Takin’ bacon seriously
Old favorite tastes even better when you do the curing yourself.
McClatchy Newspapers
We are a people obsessed with bacon.
And the obsession is growing.
Consider the Bacon Explosion, an Internet recipe phenomenon that called for bacon, wrapped in sausage, wrapped in a woven mat of bacon. Or its follow-up, the Bacon Implosion, which is bacon, wrapped in ground bacon, wrapped in a woven mat of, yes, bacon.
This year has witnessed the release of bacon-flavored vodka, bacon cookies, bacon ice cream, and in May, “Bacon, A Love Story: A Salty Survey of Everybody’s Favorite Meat” by Heather Lauer.
Lauer has been obsessing over bacon since 2005, when a night out having cocktails with her two brothers produced the idea for a book on bacon.
For the next four years the public affairs consultant from Arizona devoted her spare time to the study of all things bacon. She started the blog www.baconunwrapped.com, and the social networking site baconnation.ning.com, all of which led up to the book and her de facto reign as the queen of bacon.

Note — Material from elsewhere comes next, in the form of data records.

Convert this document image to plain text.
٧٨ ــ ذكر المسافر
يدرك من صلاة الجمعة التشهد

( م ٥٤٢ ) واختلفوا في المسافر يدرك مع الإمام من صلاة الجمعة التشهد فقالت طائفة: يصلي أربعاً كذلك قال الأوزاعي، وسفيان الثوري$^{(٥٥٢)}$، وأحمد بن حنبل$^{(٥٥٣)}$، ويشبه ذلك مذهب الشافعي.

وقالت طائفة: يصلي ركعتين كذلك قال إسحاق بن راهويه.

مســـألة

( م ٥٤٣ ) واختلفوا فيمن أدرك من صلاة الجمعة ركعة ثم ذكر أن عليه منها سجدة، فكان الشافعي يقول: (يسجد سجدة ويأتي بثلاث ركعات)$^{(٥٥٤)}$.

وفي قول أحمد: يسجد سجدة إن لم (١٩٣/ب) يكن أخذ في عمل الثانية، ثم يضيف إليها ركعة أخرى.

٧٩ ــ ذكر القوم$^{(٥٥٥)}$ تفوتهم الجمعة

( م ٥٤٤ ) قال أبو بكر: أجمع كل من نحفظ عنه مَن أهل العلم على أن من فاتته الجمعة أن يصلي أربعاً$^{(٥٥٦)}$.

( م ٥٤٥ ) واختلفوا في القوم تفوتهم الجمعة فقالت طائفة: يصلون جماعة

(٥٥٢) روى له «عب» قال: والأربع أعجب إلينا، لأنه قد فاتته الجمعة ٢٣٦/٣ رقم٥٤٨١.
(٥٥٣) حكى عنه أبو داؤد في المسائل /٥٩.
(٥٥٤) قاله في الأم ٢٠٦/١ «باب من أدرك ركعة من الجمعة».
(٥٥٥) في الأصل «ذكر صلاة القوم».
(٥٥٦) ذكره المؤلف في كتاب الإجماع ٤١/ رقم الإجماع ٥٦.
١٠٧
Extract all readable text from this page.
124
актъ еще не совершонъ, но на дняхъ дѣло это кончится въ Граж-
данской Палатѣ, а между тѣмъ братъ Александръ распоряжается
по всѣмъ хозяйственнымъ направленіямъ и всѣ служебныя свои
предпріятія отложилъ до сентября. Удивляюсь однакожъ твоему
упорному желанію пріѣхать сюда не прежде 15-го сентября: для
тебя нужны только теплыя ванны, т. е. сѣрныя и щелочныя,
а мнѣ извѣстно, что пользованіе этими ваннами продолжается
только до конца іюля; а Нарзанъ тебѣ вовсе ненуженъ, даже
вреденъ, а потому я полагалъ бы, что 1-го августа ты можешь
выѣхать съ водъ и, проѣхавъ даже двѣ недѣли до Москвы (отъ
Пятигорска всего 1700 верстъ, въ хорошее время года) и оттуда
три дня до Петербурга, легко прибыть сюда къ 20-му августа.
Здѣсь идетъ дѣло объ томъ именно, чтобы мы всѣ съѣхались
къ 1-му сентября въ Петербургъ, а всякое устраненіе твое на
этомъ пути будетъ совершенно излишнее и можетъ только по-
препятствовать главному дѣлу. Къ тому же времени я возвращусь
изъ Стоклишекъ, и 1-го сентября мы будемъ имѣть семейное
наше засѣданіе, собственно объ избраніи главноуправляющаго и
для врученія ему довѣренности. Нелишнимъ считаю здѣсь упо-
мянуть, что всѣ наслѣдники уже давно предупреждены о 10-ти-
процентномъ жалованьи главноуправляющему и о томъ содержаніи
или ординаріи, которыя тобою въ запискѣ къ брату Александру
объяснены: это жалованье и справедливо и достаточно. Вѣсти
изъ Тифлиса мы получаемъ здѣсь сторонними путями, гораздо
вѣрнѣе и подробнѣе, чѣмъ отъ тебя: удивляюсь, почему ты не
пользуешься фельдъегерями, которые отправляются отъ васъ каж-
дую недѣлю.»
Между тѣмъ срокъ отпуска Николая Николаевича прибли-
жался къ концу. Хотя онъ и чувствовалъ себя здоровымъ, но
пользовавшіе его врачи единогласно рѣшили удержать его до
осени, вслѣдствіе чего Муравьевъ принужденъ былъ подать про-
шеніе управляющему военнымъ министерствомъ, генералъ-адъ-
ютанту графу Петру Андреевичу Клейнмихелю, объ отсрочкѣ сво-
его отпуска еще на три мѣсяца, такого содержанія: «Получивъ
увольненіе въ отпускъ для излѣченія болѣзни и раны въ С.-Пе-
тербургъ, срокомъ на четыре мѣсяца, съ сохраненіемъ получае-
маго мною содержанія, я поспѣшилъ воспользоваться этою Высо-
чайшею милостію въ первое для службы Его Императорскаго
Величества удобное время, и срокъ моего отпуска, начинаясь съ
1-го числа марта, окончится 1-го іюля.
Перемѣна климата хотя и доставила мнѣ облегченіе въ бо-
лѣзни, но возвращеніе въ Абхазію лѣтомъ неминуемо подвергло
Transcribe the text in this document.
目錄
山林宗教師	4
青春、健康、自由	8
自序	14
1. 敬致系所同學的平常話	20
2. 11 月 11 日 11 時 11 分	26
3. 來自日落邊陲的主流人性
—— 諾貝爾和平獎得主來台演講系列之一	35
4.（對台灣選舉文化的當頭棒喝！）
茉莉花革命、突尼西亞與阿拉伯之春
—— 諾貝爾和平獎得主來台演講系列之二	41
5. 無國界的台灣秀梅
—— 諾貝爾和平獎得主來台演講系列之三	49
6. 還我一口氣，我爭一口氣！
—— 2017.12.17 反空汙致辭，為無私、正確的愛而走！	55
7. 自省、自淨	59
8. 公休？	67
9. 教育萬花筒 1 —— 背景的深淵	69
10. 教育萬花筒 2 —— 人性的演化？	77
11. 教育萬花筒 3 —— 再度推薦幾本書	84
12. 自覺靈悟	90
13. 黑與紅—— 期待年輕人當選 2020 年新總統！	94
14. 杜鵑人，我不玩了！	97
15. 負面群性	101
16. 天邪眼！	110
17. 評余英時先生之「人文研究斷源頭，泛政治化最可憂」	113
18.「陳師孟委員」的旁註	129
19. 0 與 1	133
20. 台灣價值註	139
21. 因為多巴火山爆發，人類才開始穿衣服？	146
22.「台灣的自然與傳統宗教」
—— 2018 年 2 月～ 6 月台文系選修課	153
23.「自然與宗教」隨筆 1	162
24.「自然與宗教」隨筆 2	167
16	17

Lauer said the country’s bacon obsession is very real, brought about by a confluence of events that have created, if you will, the perfect porky storm.
”I don’t think there’s one answer to it,” Lauer said. ”Bacon is something that everybody is familiar with and most people grew up eating. It has a comfort aspect to it and a familiarity. It’s also got an addictive aspect to it — that sweet and salty combination of flavors. And it’s probably just a little bit unhealthy for you. When you get to have bacon, it’s exciting and something you look forward to,” she said.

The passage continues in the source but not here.